Benjamin admitted: “Colin has spent most of the time body sculpting me so I’ve been doing bench-presses, sit-ups and single-leg squats all of the time. My upper body now feels strong.”

Benjamin proved he is one of Britain’s few world-class talents when the Cardiff athlete beat Olympic and world champion Jeremy Wariner in 2005 as he dipped under the magic 45 seconds mark for a 400m runner.

Benjamin was officially ranked No 2 in the world as he narrowly lost to Tyree Washington in the World Athletics Final in Monaco later that year.

But since then injury has ruined his Commonwealth Games and Euro Championship hopes.

Benjamin – preparing for the European Cup and August’s World Championships in Osaka – suffered a second epidural leak in two years last month after a pain-killing injection to cure a nerve problem in his back went wrong.

“The chances of having of having an epidural leak are one in 200 people,” said Benjamin. “I’ve suffered it twice. That typifies my injury curse.

“I’ve had a sinus problem as well but I’m pushing my body to the limit so injuries and illnesses are going to happen. If I couldn’t cope with that, I’d play darts.

“There is a void of athletics superstars in Britain and I want to fill it. I know I can run fast but I have to keep reminding myself I’m only 25 and Roger Black and Kelly Holmes had to wait until their 30s to celebrate glory.

“This is an unforgiving sport and I’m not lucky enough to be one of those guys who doesn’t suffer injuries but I can’t control that. I’ll just keep coming back for more.

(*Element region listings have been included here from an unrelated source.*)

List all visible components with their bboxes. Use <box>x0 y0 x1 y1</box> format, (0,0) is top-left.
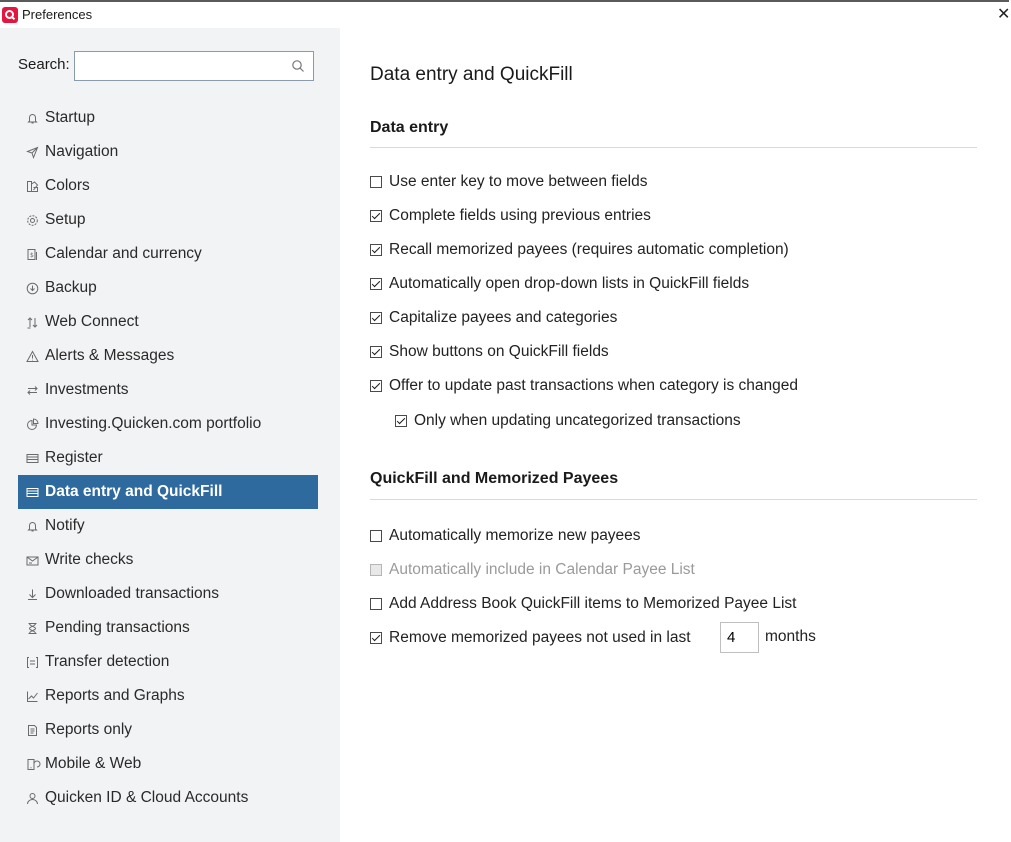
sidebar-item-web-connect[interactable] <box>18 305 318 339</box>
sidebar-item-label: Reports only <box>45 721 133 738</box>
option-label: Use enter key to move between fields <box>389 173 648 190</box>
option-remove-memorized-payees[interactable] <box>370 627 691 649</box>
sidebar-item-reports-only[interactable] <box>18 713 318 747</box>
sidebar-item-register[interactable] <box>18 441 318 475</box>
sidebar-item-backup[interactable] <box>18 271 318 305</box>
sidebar-item-quicken-id-cloud-accounts[interactable] <box>18 781 318 815</box>
search-box[interactable] <box>74 51 314 81</box>
backup-download-icon <box>18 271 45 305</box>
warning-triangle-icon <box>18 339 45 373</box>
register-list-icon <box>18 441 45 475</box>
sidebar-item-write-checks[interactable] <box>18 543 318 577</box>
checkbox[interactable] <box>370 530 382 542</box>
sidebar-nav <box>18 101 318 815</box>
title-bar <box>0 0 1009 28</box>
search-label: Search: <box>18 56 70 73</box>
option-only-uncategorized[interactable] <box>395 410 741 432</box>
checkbox[interactable] <box>370 176 382 188</box>
page-title: Data entry and QuickFill <box>370 64 573 85</box>
checkbox[interactable] <box>370 210 382 222</box>
sidebar-item-transfer-detection[interactable] <box>18 645 318 679</box>
option-label: Automatically memorize new payees <box>389 527 641 544</box>
months-input[interactable] <box>720 622 759 653</box>
download-arrow-icon <box>18 577 45 611</box>
option-label: Automatically include in Calendar Payee List <box>389 561 695 578</box>
sidebar-item-label: Mobile & Web <box>45 755 142 772</box>
report-document-icon <box>18 713 45 747</box>
option-complete-fields[interactable] <box>370 205 651 227</box>
data-entry-list-icon <box>18 475 45 509</box>
check-envelope-icon <box>18 543 45 577</box>
sidebar-item-investments[interactable] <box>18 373 318 407</box>
bell-icon <box>18 101 45 135</box>
exchange-arrows-icon <box>18 373 45 407</box>
option-label: Add Address Book QuickFill items to Memorized Payee List <box>389 595 797 612</box>
quicken-logo-icon <box>2 7 18 23</box>
section-title-quickfill-memorized: QuickFill and Memorized Payees <box>370 470 619 487</box>
sidebar-item-label: Investments <box>45 381 129 398</box>
option-use-enter-key[interactable] <box>370 171 647 193</box>
sidebar-item-label: Register <box>45 449 103 466</box>
sidebar-item-calendar-and-currency[interactable] <box>18 237 318 271</box>
sidebar-item-pending-transactions[interactable] <box>18 611 318 645</box>
preferences-sidebar <box>0 28 340 842</box>
sidebar-item-label: Navigation <box>45 143 119 160</box>
sidebar-item-label: Transfer detection <box>45 653 170 670</box>
line-graph-icon <box>18 679 45 713</box>
checkbox[interactable] <box>370 380 382 392</box>
bell-icon <box>18 509 45 543</box>
hourglass-icon <box>18 611 45 645</box>
option-label: Complete fields using previous entries <box>389 207 651 224</box>
checkbox[interactable] <box>395 415 407 427</box>
navigation-arrow-icon <box>18 135 45 169</box>
transfer-arrows-icon <box>18 305 45 339</box>
section-divider <box>370 499 977 500</box>
option-capitalize-payees[interactable] <box>370 307 617 329</box>
option-label: Show buttons on QuickFill fields <box>389 343 609 360</box>
pie-chart-icon <box>18 407 45 441</box>
option-add-address-book[interactable] <box>370 593 796 615</box>
checkbox[interactable] <box>370 598 382 610</box>
svg-text:$: $ <box>29 251 34 259</box>
option-auto-memorize-payees[interactable] <box>370 525 641 547</box>
sidebar-item-label: Quicken ID & Cloud Accounts <box>45 789 249 806</box>
option-recall-memorized-payees[interactable] <box>370 239 789 261</box>
sidebar-item-label: Calendar and currency <box>45 245 202 262</box>
checkbox[interactable] <box>370 278 382 290</box>
sidebar-item-label: Backup <box>45 279 97 296</box>
option-include-calendar-payee <box>370 559 695 581</box>
search-input[interactable] <box>75 52 280 80</box>
sidebar-item-downloaded-transactions[interactable] <box>18 577 318 611</box>
option-auto-open-dropdowns[interactable] <box>370 273 749 295</box>
months-label: months <box>765 628 816 645</box>
search-icon[interactable] <box>291 59 305 73</box>
checkbox[interactable] <box>370 312 382 324</box>
palette-icon <box>18 169 45 203</box>
sidebar-item-data-entry-and-quickfill[interactable] <box>18 475 318 509</box>
sidebar-item-colors[interactable] <box>18 169 318 203</box>
window-title: Preferences <box>22 7 93 22</box>
mobile-sync-icon <box>18 747 45 781</box>
sidebar-item-label: Pending transactions <box>45 619 190 636</box>
option-offer-update-past[interactable] <box>370 375 798 397</box>
sidebar-item-setup[interactable] <box>18 203 318 237</box>
user-icon <box>18 781 45 815</box>
sidebar-item-label: Reports and Graphs <box>45 687 185 704</box>
option-label: Recall memorized payees (requires automatic completion) <box>389 241 789 258</box>
option-label: Offer to update past transactions when category is changed <box>389 377 798 394</box>
option-label: Only when updating uncategorized transactions <box>414 412 741 429</box>
option-label: Remove memorized payees not used in last <box>389 629 691 646</box>
sidebar-item-label: Setup <box>45 211 86 228</box>
option-label: Capitalize payees and categories <box>389 309 618 326</box>
calendar-currency-icon <box>18 237 45 271</box>
section-divider <box>370 147 977 148</box>
section-title-data-entry: Data entry <box>370 119 449 136</box>
checkbox[interactable] <box>370 244 382 256</box>
transfer-detection-icon <box>18 645 45 679</box>
checkbox[interactable] <box>370 632 382 644</box>
preferences-content <box>340 28 1009 842</box>
option-show-quickfill-buttons[interactable] <box>370 341 609 363</box>
option-label: Automatically open drop-down lists in QuickFill fields <box>389 275 750 292</box>
sidebar-item-label: Colors <box>45 177 90 194</box>
sidebar-item-label: Web Connect <box>45 313 139 330</box>
sidebar-item-startup[interactable] <box>18 101 318 135</box>
close-button[interactable]: ✕ <box>997 6 1011 23</box>
sidebar-item-notify[interactable] <box>18 509 318 543</box>
sidebar-item-investing-portfolio[interactable] <box>18 407 318 441</box>
sidebar-item-label: Startup <box>45 109 95 126</box>
sidebar-item-label: Write checks <box>45 551 134 568</box>
checkbox[interactable] <box>370 346 382 358</box>
sidebar-item-mobile-web[interactable] <box>18 747 318 781</box>
sidebar-item-alerts-messages[interactable] <box>18 339 318 373</box>
gear-icon <box>18 203 45 237</box>
sidebar-item-navigation[interactable] <box>18 135 318 169</box>
sidebar-item-label: Notify <box>45 517 85 534</box>
checkbox-disabled <box>370 564 382 576</box>
sidebar-item-label: Data entry and QuickFill <box>45 483 223 500</box>
sidebar-item-label: Investing.Quicken.com portfolio <box>45 415 262 432</box>
sidebar-item-label: Downloaded transactions <box>45 585 220 602</box>
sidebar-item-label: Alerts & Messages <box>45 347 175 364</box>
sidebar-item-reports-and-graphs[interactable] <box>18 679 318 713</box>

“With the 2012 Olympics being in London, winning a medal there is an opportunity I won’t let go without a fight. I might not win an Olympic medal but I’ll die trying.”


At 6/18/07, 12:29 PM, Anonymous David Hinchliffe - Cricket Fitness said...

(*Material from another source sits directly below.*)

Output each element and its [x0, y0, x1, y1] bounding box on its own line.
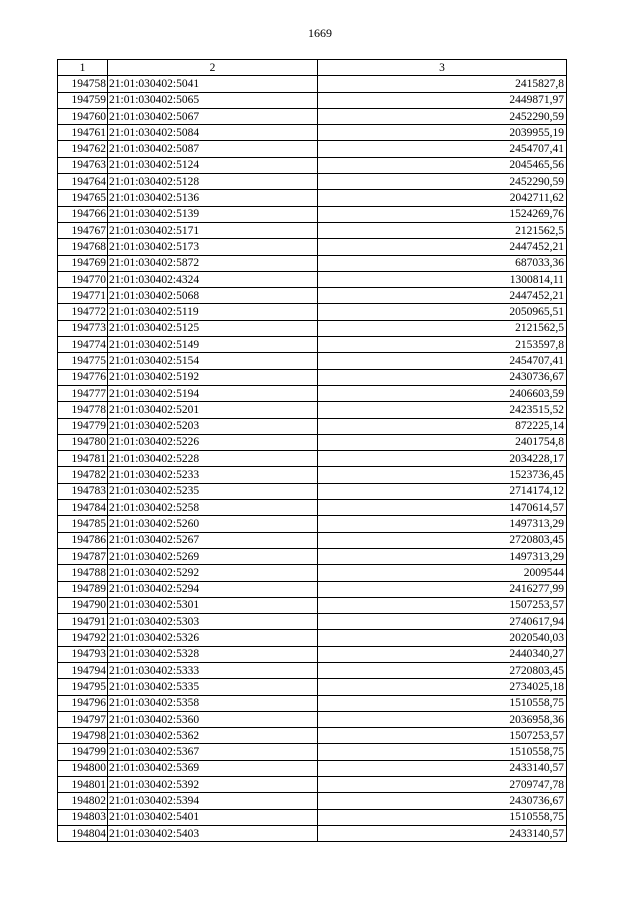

I didn't realise lifting weights had stopped being considered sports science.

At 6/18/07, 2:12 PM, Anonymous tlanger said...

David Hinchliffe made a very poignant point above...

Talk about throwing away the baby with the bathwater. It's always all or nothing and people are either into "functional" fitness or "old school" methods…it’s that very mindset that creates more obfuscation around sports science….

Todd Langer

At 6/18/07, 3:44 PM, Blogger Joe P. said...

We see here that sports science is being confused with the basterized version of functional training. In an article Vern wrote a few years back he emphasised that sprint training must include a good amount of "traditional" weight training. Bosch & Klomp include traditional weight training in their repatoire. Who says traditional is not functional? A guru is not a sport scientist; rather a schmuk that comes up with exercises and tests that look different than what everyone else is doing. I know from working at the high school level that athletic development is long term process/commtiment with no quick sexy fixes.

At 6/18/07, 3:58 PM, Anonymous Anonymous said...

Well Benjamin went from ballerina to hulk but is plagued with injury. Perhaps the context would advocate a balance between his former training techniques and the latter training techniques. Without know ing the details it's hard to say. He needs strength, yes and balance, yes but not to the exclusion of the other and it has to be appropriately proportioned to tailor the needs of the athlete. The artcle mentioned nothing of technique training. It's difficult to produce a world champoin when he's a rehab case more often than not.

Jonathan Hewitt

At 6/19/07, 2:20 AM, Anonymous Anonymous said...

Just out of interest, some of the strongest adolescent girls I ever coached in athletics and field sports were also ballerinas - ballet developed a very strong core, great posture and balance, and made them very athletic.


At 6/19/07, 8:33 AM, Anonymous Anonymous said...

What do ballerinas and gymnasts have in common?

Kinesthetic awareness! Where it involves core strength, balance, weight transfer, and movement activities.

It is taught at the elementary school level in PE classes, BUT we all know which direction PE classes going in the states. In some Florida schools, the gymnasium becomes a storage facility.